As part of our research, we have built a cross-document co-reference (CDC) system that has the following high-level architecture:

• We first run a WDC system on a document and extract chains, with each chain corresponding to a real-world entity. Each chain may contain one or more of the following three types of mentions: Named (e.g. Barack Obama), Nominal (e.g. The President) or Pronominal (e.g. he). We also include in a chain all the sentences from which each of its mentions are derived.

• We then define a variety of features over pairs of such chains. These include all word TF-IDF similarity, proper noun TF-IDF similarity, proper noun Soft TF-IDF similarity, Soft TF-IDF similarity between the names (representative named mentions) of each chain, the semantic similarity between the descriptions (representative common nouns or noun phrases) of each chain, etc.
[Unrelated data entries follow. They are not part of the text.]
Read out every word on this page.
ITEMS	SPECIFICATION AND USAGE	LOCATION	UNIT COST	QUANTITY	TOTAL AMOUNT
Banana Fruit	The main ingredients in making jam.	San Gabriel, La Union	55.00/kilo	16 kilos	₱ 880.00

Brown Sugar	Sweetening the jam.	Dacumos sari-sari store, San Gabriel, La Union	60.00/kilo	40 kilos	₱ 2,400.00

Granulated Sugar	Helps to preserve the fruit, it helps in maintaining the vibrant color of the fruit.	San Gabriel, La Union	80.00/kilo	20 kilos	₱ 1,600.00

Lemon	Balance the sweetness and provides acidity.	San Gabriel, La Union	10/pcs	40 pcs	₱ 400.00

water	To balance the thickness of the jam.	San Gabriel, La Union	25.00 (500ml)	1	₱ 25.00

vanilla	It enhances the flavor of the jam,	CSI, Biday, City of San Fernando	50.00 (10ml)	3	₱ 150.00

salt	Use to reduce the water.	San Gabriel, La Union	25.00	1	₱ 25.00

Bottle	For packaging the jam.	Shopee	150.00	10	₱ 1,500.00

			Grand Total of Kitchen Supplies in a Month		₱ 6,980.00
• Using these features, we train an SVM (libSVM) that classifies pairs of chains as being co-referent or not

• We take the outputs of this classifier and cluster all the chains that we have gathered from all the documents in the corpus.

• We store a persistent database of entities using this clustering, whereby each cluster represents a real-world entity. In other words, an entity is a list of chains in our database.

Motivation

• We wish to augment our CDC system to store more information for entities than just a list of chains. It would be helpful to retain a summary of useful attribute information for each entity, such as gender, nationality, occupation, email address, phone number, etc.

• We also believe that by extracting such attributes at the chain level and using them as additional features in our SVM, we may be able to improve the performance of our CDC system.

• Our current cross-document visualization tool is only capable of modeling relationships using co-occurrence statistics, and we wish to have a more descriptive way of representing relationships

• On a broader level, we wish to examine the upper limit of recall and precision associated with these problems, i.e. find answers to the questions:

o For how many entities does a given attribute exist in the data?

o For all such attributes, how accurately can we extract them?

Dataset

• To train and test our attribute and relation extraction modules, we plan to use one of the various ACE datasets (probably ACE 2004 or ACE 2005).

• For our CDC system, we are using the John Smith corpus, and WePS corpora, and a set of 400000 news articles over summer 2010, produced and labeled by a commercial organization.

Techniques

• For attribute extraction, we plan to implement standard algorithms that take seed examples of entities and attributes and learn extraction patterns, as introduced by Ravichandran and Hovy, 2002 “Learning surface text patterns for a question answering system”. [1]

• For relationship extraction, we plan to implement one of the papers referenced by Sunita Sarawagi in her survey on Information Extraction. [2]

• We may use different methods if we come across better ones while surveying related literature over the course of the semester

Superpowers

We have none. But in terms of our individual backgrounds, Bo and Rushin have been working with Bob Frederking and Anatole Gershman on entity extraction and co-reference resolution [3], and Kevin has been working on question answering and computer assisted language learning.